22. My illness has taught me: 

Life is tough, but people are tougher. And the people that matter will always be there for you. And that fully vegetarian/vegan meals are a delicious energy boost.

23. Want to know a secret? One thing people say that gets under my skin is: 

“Urgh I have a cold”. No, sorry, but I don’t feel sorry for you if you constantly complain (complain a little, colds suck, but don’t ever not bother to ask how I am then expect sympathy for the sniffles).

24. But I love it when people: 

Just say little things that they probably don’t realise make me feel cared for, e.g. when they ask if I want to sit in the shade, and I didn’t realise they knew I have to avoid the sunlight. Or ask how my doctors appointment went, or wish it goes well for me. Little gestures mean everything.

25. My favorite motto, scripture, quote that gets me through tough times is: 

My favourite musician Frank Turner has a song called “Get Better” which I listen to when I’m down about lupus. He sings “We could get better because we’re not dead yet” which plays into my odd sense of humour – we fight this illness every day and win.

I wrote a post about Maya Angelou quotes which I feel apply to lupus.

Rupi Kaur has a simple poem with the lines – “and here you are living despite it all”, which I think can apply to anyone, including us lupies.

Also when I wrote about post after being diagnosed someone commented to give me the quote by Kurt Vonnegut which I thought was a lovely gesture and so I treasure this quote:

“Be soft. Do not let the world make you hard. Do not let pain make you hate. Do not let the bitterness steal your sweetness. Take pride that even though the rest of the world may disagree, you still believe it to be a beautiful place.”

26. When someone is diagnosed I’d like to tell them: 

The only direction is up. Things will be okay. Things will even be normal. You can reclaim control over your body.

27. Something that has surprised me about living with an illness is: 

How many things I took or started to take for being normal, are actually the result of lupus, and that it’s not normal to put up with. Or the days I have slept 10 hours, drank one or two cups of coffee and still wonder “WHY AM I SO TIRED?!” Then I remember. Oh, hey lupus.

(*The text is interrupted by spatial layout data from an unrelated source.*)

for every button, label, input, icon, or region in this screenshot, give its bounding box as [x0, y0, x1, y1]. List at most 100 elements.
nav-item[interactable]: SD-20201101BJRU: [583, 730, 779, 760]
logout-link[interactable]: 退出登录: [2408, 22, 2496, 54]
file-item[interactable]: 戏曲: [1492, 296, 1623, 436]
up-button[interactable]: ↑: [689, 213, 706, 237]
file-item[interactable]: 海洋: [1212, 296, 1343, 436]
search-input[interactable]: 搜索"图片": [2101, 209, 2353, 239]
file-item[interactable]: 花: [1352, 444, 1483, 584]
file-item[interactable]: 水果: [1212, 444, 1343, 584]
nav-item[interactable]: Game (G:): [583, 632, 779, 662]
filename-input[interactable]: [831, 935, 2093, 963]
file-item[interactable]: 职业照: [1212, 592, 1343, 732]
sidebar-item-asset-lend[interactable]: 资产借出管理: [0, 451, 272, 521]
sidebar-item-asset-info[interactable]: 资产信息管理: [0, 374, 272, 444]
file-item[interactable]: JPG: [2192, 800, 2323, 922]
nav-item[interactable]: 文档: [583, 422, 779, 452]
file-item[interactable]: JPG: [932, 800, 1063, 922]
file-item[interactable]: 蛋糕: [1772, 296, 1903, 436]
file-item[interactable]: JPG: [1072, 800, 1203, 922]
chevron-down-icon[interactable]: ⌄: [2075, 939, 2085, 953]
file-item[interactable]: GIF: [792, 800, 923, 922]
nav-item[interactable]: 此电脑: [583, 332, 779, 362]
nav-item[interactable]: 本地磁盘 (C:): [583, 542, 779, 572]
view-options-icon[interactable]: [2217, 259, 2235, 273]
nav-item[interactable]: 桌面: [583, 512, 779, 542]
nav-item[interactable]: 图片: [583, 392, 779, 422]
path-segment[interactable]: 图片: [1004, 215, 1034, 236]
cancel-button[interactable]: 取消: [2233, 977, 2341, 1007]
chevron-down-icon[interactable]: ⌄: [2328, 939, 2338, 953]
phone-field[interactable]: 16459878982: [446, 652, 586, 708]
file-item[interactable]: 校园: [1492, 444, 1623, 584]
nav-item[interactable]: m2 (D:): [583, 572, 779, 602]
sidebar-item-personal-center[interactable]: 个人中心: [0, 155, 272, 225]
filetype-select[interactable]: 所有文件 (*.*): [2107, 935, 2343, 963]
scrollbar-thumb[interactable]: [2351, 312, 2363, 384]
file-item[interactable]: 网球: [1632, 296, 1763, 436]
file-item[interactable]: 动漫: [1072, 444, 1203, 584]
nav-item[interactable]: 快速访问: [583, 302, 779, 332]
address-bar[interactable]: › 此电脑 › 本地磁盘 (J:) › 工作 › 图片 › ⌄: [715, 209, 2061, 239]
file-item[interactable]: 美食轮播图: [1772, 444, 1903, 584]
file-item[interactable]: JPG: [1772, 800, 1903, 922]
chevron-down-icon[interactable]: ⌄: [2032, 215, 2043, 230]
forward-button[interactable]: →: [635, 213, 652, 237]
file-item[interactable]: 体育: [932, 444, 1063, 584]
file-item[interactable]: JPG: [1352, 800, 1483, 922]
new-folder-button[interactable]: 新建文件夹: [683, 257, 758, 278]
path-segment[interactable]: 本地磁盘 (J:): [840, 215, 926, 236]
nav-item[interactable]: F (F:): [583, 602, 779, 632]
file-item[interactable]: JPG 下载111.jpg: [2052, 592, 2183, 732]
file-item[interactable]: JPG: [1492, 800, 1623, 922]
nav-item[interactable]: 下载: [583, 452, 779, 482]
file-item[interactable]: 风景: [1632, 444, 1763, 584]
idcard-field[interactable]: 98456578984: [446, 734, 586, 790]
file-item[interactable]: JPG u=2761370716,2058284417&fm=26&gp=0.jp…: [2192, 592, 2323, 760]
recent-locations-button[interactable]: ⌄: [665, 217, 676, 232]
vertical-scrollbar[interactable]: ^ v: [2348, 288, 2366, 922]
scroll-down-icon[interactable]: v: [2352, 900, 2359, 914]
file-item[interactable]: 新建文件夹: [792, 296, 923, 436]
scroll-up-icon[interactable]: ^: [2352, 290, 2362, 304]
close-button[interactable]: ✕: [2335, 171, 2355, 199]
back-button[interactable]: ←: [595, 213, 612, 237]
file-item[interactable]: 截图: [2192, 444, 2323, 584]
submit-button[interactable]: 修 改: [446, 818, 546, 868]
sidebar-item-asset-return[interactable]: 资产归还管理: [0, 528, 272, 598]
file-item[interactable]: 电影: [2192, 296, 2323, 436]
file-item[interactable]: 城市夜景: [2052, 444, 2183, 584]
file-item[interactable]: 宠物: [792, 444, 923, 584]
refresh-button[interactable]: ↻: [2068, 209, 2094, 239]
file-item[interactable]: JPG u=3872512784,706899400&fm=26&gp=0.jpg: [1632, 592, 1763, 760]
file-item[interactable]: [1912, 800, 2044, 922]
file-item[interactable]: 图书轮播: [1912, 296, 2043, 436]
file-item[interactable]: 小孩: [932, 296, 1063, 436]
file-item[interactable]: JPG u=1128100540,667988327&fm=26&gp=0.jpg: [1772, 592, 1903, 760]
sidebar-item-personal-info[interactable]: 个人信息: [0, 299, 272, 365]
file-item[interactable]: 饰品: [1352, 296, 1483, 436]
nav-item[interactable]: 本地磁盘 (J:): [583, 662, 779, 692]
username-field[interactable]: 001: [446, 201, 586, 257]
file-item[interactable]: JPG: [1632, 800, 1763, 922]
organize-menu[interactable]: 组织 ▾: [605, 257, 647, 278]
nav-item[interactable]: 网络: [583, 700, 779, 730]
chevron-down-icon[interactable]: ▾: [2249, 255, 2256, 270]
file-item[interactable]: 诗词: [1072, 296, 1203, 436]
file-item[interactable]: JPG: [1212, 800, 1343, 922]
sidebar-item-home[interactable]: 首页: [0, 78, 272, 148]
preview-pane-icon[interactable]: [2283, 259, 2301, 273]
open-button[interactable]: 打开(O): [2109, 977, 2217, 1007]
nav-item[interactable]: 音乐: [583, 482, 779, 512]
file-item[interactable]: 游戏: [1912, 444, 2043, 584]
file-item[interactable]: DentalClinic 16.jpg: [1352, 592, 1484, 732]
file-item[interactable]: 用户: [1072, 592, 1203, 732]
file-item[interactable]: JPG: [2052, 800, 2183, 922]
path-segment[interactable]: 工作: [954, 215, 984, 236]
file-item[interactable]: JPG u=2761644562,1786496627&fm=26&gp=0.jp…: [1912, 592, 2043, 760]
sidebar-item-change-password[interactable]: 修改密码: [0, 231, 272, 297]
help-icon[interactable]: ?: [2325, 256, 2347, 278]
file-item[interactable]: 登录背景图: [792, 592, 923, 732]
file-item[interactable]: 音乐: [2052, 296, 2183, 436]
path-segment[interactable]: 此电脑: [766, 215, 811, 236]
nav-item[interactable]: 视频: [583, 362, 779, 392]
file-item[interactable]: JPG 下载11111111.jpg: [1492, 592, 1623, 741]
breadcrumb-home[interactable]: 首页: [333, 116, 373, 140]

28. The nicest thing someone did for me when I wasn’t feeling well was: 

Friends baked me apple pie and visited me all the time in hospital. My old work coordinator took me to every hospital appointment and brought me food. Distant relatives and friends of parents ask after me. An ex boyfriend’s mum has left me Facebook comments wishing me well (which is sweet because her son was never the most supportive when I was ill and we personally don’t stay in contact). My parents and grandmother flew to Spain to be with me when I was in hospital. Other friends invited me to visit them, or sent me cards from their homes in the UK, Norway or Canada. To say I am lucky is an understatement.

29. I’m involved with Invisible Illness Week because: 

Well I’m not, this is for fun. But anything to raise some awareness!

30. The fact that you read this list makes me feel: 

Supported. Especially if it’s by anyone I know (hellooooo). If it’s read by anyone else with lupus I hope you can feel a sense of familiarity, or a sense of not being alone. It’s why I enjoy reading lupus blogs – it’s a community of fighters.